Volunteers were accepted from men who were either too young / too old to join the armed services or who were in reserved occupations. The age limits set were 17 to 65 although I practice many of the volunteers were younger or older.

Whilst most men were inexperienced there was a sprinkling of older men with experience of fighting in the first world war. This group of men tended to provide the bulk of the Officers and NCO's although clergymen and other people with leadership experience often assumed command.

What did Eastern Essex Do?

Eastern Essex was in the frontline as one of the three potential landing zones in the event of an invasion and Essex People rallied to the call to volunteer.

This area was covered by the Crouch Section of the 2nd Essex Brigade of Home Guard under the command of Captain Bright.

The structure of the Home Guard divided Essex into companies and then into platoons.

The Platoon Commander was the equivalent of a Lieutenant in the services.

The Section Commander was the equivalent of a Sergeant.

The Squad Commander was the equivalent of a Corporal

The local structure is listed below

No 4 Platoon - Commander Lt G B Booth

Althorne Section Commander Lt H  Slade DSO MC

Sections at

Burnham on Crouch  and  Althorne  

No 5 Platoon - Commander J B Herbert MC

Sections at Southminster, Dengie/Asheldham and Tillingham

No 6 Platoon - Commander Sgt J Parker

Deputy  Sgt J Watts

Sections at Bradwell on Sea,St Lawrence, Steeple and Mayland

No 7 Platoon - Commander Lt Bowen

Sections at Purleigh, Cold Norton, North Fambridge, Latchingdon and Mundon

                                                       

 Crouch Patrol

Commander Major R A Howell

Deputy Captain H Sabiston

Base- Battle HQ 31 High Street, Burnham on Crouch

The Crouch patrol was unique to the Home Guard in that Home Guard troops were actually based in the River.

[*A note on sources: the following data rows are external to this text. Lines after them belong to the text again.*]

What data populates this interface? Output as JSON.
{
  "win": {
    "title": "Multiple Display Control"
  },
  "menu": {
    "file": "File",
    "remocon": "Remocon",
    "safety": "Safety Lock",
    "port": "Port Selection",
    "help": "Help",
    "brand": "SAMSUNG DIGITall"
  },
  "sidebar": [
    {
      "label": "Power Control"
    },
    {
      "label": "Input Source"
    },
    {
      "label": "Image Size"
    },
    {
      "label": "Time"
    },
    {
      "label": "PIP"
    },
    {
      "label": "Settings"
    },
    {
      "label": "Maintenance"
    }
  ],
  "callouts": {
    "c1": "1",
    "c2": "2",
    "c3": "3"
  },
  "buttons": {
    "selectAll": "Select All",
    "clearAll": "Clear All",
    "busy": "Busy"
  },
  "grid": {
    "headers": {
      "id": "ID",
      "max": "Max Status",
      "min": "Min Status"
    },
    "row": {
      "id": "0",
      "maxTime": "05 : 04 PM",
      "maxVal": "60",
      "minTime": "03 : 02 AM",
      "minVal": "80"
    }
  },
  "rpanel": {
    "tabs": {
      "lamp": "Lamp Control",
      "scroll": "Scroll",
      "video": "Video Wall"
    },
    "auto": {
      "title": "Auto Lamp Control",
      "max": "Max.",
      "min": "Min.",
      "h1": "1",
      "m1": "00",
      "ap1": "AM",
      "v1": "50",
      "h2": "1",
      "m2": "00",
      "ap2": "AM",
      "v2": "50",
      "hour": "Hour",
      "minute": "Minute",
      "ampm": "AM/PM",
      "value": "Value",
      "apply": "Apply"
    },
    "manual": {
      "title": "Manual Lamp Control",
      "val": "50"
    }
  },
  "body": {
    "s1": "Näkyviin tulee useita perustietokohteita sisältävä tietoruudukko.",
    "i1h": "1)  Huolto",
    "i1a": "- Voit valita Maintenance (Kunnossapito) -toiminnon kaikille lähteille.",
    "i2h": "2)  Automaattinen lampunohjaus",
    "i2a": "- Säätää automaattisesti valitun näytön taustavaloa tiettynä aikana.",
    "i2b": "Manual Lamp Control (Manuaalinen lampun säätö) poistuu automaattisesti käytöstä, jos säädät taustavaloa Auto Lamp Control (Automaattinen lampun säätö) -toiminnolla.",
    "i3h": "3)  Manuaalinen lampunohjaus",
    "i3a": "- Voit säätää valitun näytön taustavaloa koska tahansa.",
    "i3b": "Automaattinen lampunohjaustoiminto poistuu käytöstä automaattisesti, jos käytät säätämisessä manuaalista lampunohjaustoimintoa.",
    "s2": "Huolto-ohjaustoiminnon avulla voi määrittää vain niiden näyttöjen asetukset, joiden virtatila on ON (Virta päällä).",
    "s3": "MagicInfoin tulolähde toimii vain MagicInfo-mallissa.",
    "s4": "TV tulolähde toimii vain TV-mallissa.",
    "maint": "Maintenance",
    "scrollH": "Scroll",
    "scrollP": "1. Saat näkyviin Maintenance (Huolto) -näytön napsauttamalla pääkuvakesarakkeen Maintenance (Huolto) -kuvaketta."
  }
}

There was a worry that seaplane borne troops may land on the Crouch as pat of a general landing. The Home guard commandeered some private yachts which were fitted with machine guns and moored at various points in the River Crouch. They were manned on a 24 hour basis by members of the Crouch patrol until the middle of 1941 when the responsibility was undertaken by the RASC Motor Boat Section.

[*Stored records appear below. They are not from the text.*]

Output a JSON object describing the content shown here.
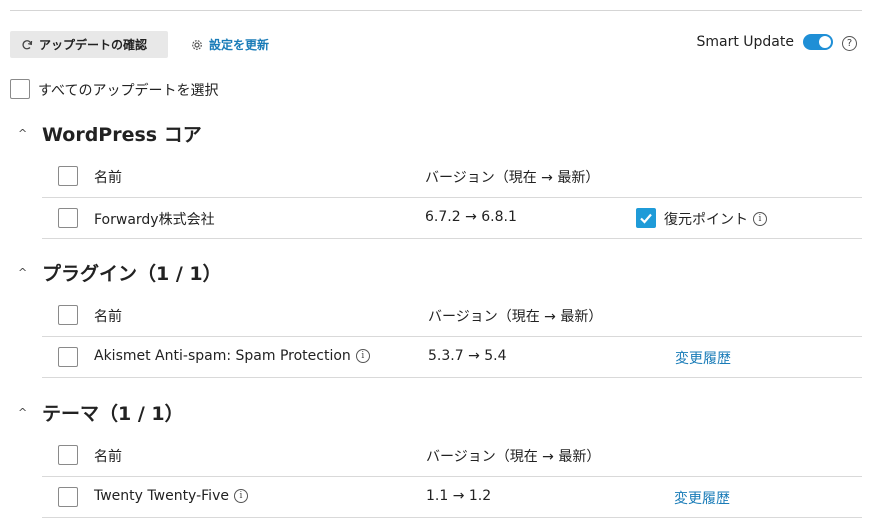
{
  "toolbar": {
    "check_updates_label": "アップデートの確認",
    "check_updates_icon": "refresh-icon",
    "settings_label": "設定を更新",
    "settings_icon": "gear-icon",
    "smart_update_label": "Smart Update",
    "smart_update_on": true,
    "help_icon_text": "?"
  },
  "select_all_label": "すべてのアップデートを選択",
  "sections": {
    "core": {
      "title": "WordPress コア",
      "header": {
        "name": "名前",
        "version": "バージョン（現在 → 最新）"
      },
      "rows": [
        {
          "name": "Forwardy株式会社",
          "version": "6.7.2 → 6.8.1",
          "restore_label": "復元ポイント",
          "restore_checked": true
        }
      ]
    },
    "plugins": {
      "title": "プラグイン（1 / 1）",
      "header": {
        "name": "名前",
        "version": "バージョン（現在 → 最新）"
      },
      "rows": [
        {
          "name": "Akismet Anti-spam: Spam Protection",
          "version": "5.3.7 → 5.4",
          "changelog": "変更履歴"
        }
      ]
    },
    "themes": {
      "title": "テーマ（1 / 1）",
      "header": {
        "name": "名前",
        "version": "バージョン（現在 → 最新）"
      },
      "rows": [
        {
          "name": "Twenty Twenty-Five",
          "version": "1.1 → 1.2",
          "changelog": "変更履歴"
        }
      ]
    }
  },
  "colors": {
    "accent": "#1f9bd8",
    "link": "#1a7cb8",
    "button_bg": "#e8e8e8"
  }
}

3 Boats were stationed at Fambridge , 2 Boats at Bridgemarsh Island and Three at Burnham on Crouch.

The men involved in the Home Guard were a mixture of experienced former servicemen who were too old to serve in the war, young men under 18 years of age and people in reserved occupations.

Examples of this in practice were Captain Bright who had a distinguished record in World War 1 and there were no fewer than two MC holders on his staff whilst the Section Commander at Purleigh was the local vicar - Rev J P Smith

Each Section was further divided into Groups that would have one leader and about 5 men.

The instruction was that the men would patrol in pairs and one of which would have a cycle. In the event of seeing paratroopers or enemy troops the patrol with a cycle would ride to the nearest telephone and raise the alert by contacting his section leader or other suitable person.

Initially the Home Guard was armed with locally available weapons but they quickly were issued with arms although normally these were old stock that the regular armed service did not require.

In most cases the standard arm was a service rifle although in this area some Home guards were trained in the use of machine guns, sticky bombs and anti tank guns.

The most popular post in the district was at Bradwell was a cafe at Bradwell Waterside that was warm in winter with toilet facilities and a ready supply of tea.